We should be applauding 
Mr Cameron for taking his holiday in the UK and doing his bit to support an important rural industry and conserve one of our most iconic wildlife species.

Tim Baynes

Scottish Land & Estates

Eskmills Business Park

Musselburgh

Writing from the windblown and heather-strewn moor of 
London, Ben Williamson has, possibly inadvertently, thought up a brand new Olympic competition.

I have never felt the slightest inclination to crawl about in the glaur for hours on end, or to smear my offspring in recently deceased stag corpuscle, all for the sake of a long soak in a bath of dubious provenance but even I know that the Prime Minister, with or without a bad back, would be lucky indeed to kill a deer after stalking by “blasting it with a shotgun”.

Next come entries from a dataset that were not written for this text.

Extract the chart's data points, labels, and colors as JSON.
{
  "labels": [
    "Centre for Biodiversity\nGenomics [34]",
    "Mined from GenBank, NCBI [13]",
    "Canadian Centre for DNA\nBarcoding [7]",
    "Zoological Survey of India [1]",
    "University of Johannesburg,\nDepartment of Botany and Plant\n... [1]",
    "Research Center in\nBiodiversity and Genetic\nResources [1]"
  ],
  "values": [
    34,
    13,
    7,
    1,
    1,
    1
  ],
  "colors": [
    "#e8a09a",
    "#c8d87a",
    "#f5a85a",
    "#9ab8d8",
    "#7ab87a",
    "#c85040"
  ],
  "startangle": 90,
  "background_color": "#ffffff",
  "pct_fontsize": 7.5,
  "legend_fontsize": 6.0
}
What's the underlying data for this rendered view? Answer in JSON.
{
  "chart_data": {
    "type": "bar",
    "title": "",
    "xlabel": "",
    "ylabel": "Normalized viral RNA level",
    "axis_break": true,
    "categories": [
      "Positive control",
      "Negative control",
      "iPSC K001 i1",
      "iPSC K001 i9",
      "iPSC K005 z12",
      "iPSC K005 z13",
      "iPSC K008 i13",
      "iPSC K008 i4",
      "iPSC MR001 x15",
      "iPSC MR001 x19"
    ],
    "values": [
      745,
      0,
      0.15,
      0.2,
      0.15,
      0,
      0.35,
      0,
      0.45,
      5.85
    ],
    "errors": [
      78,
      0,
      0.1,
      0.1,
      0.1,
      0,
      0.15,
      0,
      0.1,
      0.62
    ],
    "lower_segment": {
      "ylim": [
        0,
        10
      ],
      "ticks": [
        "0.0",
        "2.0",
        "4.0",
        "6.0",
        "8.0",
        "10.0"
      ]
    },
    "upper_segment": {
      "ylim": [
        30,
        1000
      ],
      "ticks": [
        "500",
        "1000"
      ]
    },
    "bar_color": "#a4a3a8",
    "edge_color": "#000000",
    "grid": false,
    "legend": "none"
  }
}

That would require not only ultra-ninja skills but such complete decrepitude on the part of the deer that its role – described with magnificent anthropomorphism by Mr Williamson as some sort of paterfamilias – would be so seriously compromised as to merit euthanasia.

Of course, for humans to have such talents and to pit them against a fit stag would be a true test of skill, worthy of an international stage, not just a seasonal pass time of the rich.

Likewise, swapping weapons, grouse shooting with a non-automatic rifle would be a far greater test deserving IOC recognition.Is it too late to introduce these turned-around sports as a test event for Glasgow 2014? Come on, First Minister, push for a truly Scottish test of athletic prowess! Mr Williamson undoubtedly meant well but he rather shot himself in the foot.